Capela Santa Maria das Vitórias

Missa no rito romano tradicional em Anápolis

Art. 2 – Se o primeiro preceito do decálogo está bem formulado.

O segundo discute–se assim. – Parece que o primeiro preceito do decálogo está mal formulado.

1. – Pois, temos maiores obrigações para com Deus do que para com o nosso pai carnal, conforme às palavras do Apóstolo: Como não obedeceremos muito mais ao Pai dos espíritos e viveremos? Ora, o preceito de honrarmos os nossos pais é formulado afirmativamente, nestas palavras: Honra a teu pai e a tua mãe. Logo, com maioria de razão, devia ter sido formulado afirmativamente o primeiro preceito da religião, que manda honrar a Deus, sobretudo porque a afirmação tem anterioridade sobre a negação.

2. Demais. – O primeiro preceito do decálogo versa sobre a religião, como se disse. Mas, à religião, sendo uma virtude, cor responde um só ato. Ora, o primeiro preceito proíbe três atos. Assim, primeiro diz: Não terás deuses estrangeiros diante de mim. Depois: Não farás para ti imagens de escultura. E, enfim, terceiro: Não as adorarás nem lhes darás culto. Logo, o primeiro preceito está mal formulado.

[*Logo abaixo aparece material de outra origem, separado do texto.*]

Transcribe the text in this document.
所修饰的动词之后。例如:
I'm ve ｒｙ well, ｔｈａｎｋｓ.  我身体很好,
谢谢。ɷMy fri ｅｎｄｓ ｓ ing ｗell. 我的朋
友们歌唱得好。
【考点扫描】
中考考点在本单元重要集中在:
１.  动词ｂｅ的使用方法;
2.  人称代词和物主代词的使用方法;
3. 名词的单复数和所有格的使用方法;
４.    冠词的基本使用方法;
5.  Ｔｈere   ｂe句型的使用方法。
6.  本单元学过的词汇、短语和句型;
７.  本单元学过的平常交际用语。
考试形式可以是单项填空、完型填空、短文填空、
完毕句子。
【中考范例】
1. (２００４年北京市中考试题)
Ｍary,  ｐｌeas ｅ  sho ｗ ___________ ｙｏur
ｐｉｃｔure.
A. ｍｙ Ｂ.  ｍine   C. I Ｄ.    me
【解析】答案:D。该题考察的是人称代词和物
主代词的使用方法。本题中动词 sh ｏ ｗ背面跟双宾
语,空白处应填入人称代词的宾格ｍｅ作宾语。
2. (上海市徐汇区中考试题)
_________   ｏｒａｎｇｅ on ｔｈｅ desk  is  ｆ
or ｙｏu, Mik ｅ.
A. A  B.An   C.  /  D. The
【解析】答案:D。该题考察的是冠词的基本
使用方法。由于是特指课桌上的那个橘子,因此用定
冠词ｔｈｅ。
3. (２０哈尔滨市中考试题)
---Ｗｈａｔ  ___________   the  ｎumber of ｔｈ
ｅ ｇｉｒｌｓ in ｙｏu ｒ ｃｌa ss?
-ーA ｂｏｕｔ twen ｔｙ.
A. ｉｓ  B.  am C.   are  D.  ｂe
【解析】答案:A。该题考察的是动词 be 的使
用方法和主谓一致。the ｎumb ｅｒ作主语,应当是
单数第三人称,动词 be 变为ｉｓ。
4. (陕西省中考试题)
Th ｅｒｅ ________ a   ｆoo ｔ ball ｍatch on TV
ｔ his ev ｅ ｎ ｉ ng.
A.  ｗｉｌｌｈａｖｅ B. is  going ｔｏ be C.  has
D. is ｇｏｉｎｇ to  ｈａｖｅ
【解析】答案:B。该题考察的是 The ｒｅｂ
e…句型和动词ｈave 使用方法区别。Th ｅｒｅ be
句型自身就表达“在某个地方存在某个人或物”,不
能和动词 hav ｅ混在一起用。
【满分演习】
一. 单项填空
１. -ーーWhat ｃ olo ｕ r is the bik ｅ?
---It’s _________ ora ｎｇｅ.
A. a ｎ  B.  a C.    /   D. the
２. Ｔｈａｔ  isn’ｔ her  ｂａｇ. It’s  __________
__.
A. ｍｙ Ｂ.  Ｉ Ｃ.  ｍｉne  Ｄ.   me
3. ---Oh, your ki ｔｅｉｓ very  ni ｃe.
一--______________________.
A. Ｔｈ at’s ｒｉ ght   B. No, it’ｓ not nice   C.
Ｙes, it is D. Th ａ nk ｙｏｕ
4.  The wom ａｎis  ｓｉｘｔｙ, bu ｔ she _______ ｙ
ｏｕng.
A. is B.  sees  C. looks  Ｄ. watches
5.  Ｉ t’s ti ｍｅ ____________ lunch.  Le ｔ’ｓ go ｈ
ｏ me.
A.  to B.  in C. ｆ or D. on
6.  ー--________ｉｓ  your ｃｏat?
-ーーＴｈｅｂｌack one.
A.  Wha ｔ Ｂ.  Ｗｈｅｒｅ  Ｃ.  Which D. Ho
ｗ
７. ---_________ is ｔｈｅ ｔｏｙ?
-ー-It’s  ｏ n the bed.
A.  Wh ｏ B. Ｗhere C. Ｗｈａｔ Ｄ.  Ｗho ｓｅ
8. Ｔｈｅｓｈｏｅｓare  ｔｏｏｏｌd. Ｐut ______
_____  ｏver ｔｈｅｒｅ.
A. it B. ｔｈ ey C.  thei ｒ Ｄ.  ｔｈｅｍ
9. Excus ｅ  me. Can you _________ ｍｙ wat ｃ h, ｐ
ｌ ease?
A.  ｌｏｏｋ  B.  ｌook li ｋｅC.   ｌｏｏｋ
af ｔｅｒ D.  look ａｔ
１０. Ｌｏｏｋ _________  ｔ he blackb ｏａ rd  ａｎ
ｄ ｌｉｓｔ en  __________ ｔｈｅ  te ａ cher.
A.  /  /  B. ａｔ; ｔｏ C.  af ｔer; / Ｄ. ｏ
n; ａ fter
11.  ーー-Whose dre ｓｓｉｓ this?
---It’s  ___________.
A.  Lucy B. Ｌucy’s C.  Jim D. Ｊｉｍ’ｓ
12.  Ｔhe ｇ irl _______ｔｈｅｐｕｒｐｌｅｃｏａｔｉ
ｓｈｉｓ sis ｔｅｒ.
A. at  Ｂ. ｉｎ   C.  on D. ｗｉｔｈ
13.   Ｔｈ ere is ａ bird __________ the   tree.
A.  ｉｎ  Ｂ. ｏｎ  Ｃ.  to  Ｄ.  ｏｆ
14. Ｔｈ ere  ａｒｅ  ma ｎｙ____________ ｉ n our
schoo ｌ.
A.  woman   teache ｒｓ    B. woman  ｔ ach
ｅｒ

3. Demais. – Agostinho diz que o primeiro preceito exclui o vício da superstição. Ora, há muitas outras superstições nocivas, além da idolatria, como se disse. Logo, não basta ser proibida só a idolatria.

Mas, em contrário, a autoridade da Escritura.

SOLUÇÃO. – É próprio da lei tornar os homens bons. Por isso, os preceitos de lei devem ser dispostos numa ordem conveniente, de modo a engendrar a bondade no homem. Ora, na ordem da geração, duas coisas devemos considerar. – A primeira: a parte que ocupa o primeiro lugar deve ser gerada primeiro; assim na geração do animal, primeiro é geral o coração, na construção de uma casa, primei o se lançam os fundamentos; e na bondade da alma, a primeira parte é a da vontade, que nos possibilita usarmos bem de qualquer outra vontade. Ora, a bondade da vontade depende do seu objeto, que é o fim. Por onde, naquele que a lei deve educar para a virtude, deve primeiro lançar o fundamento da religião, que ordena devidamente o homem para Deus, fim último da vida humana. – Em segundo lugar, devemos atender, na ordem da geração que primeiramente sejam eliminados as obstáculos e os impedimentos; assim, o agricultor primeiro amanha o campo para depois lançar a semente, como diz a Escritura : Alqueivai para vós o pousio e não semeieis sobre espinhos. Portanto, em matéria de religião, o homem deve primeiro ser educado de macio a se eliminarem os obstáculos à verdadeira religião. Ora, o principal obstáculo à religião é o homem prestar culto aos falsos deuses, conforme àquilo da Escritura: Não podeis servir a Deus, às riquezas. Por isso, o primeiro preceito da lei exclui o culto dos falsos deuses.

DONDE A RESPOSTA À PRIMEIRA OBJEÇÃO. – Também em matéria de religião há um preceito afirmativo: Lembra–te de santificar o dia do sábado. – Mas, deviam dar–se primeiro os preceitos negativos, que afastassem os impedimentos à religião. Pois, embora a afirmação seja naturalmente anterior à negação, contudo, na ordem da geração, a negação, que remove os impedimentos, é anterior, como se disse. E sobretudo, nas coisas divinas, em que as negações têm anterioridade sobre as afirmações, por causa da nossa insuficiência, como diz Dionísio.

RESPOSTA À SEGUNDA. – De dois modos certos observavam o culto dos deuses estranhos. Assim, uns prestavam culto divino a certas criaturas, sem recorrerem a imagens. Donde o dizer Varrão, que os antigos Romanos cultuaram muito tempo os deuses, sem imagens. E este culto era proibido, primeiro, pelo mandamento: Não terás deuses estrangeiros. Pois, os outros povos prestavam culto aos falsos deuses sob determinadas imagens. Por isso, foi também oportunamente proibido fabricar tais imagens, com o mandamento: Não farás para ti imagens de escultura. E o culto das mesmas, com o outro: Não as adorarás, etc.

RESPOSTA À TERCEIRA. – Todas as superstições procedem de um certo pacto feito com o demónio, tácito ou expresso. Por isso, estende–se que todas estão proibidas, pelo mandamento: Não terás deuses estrangeiros.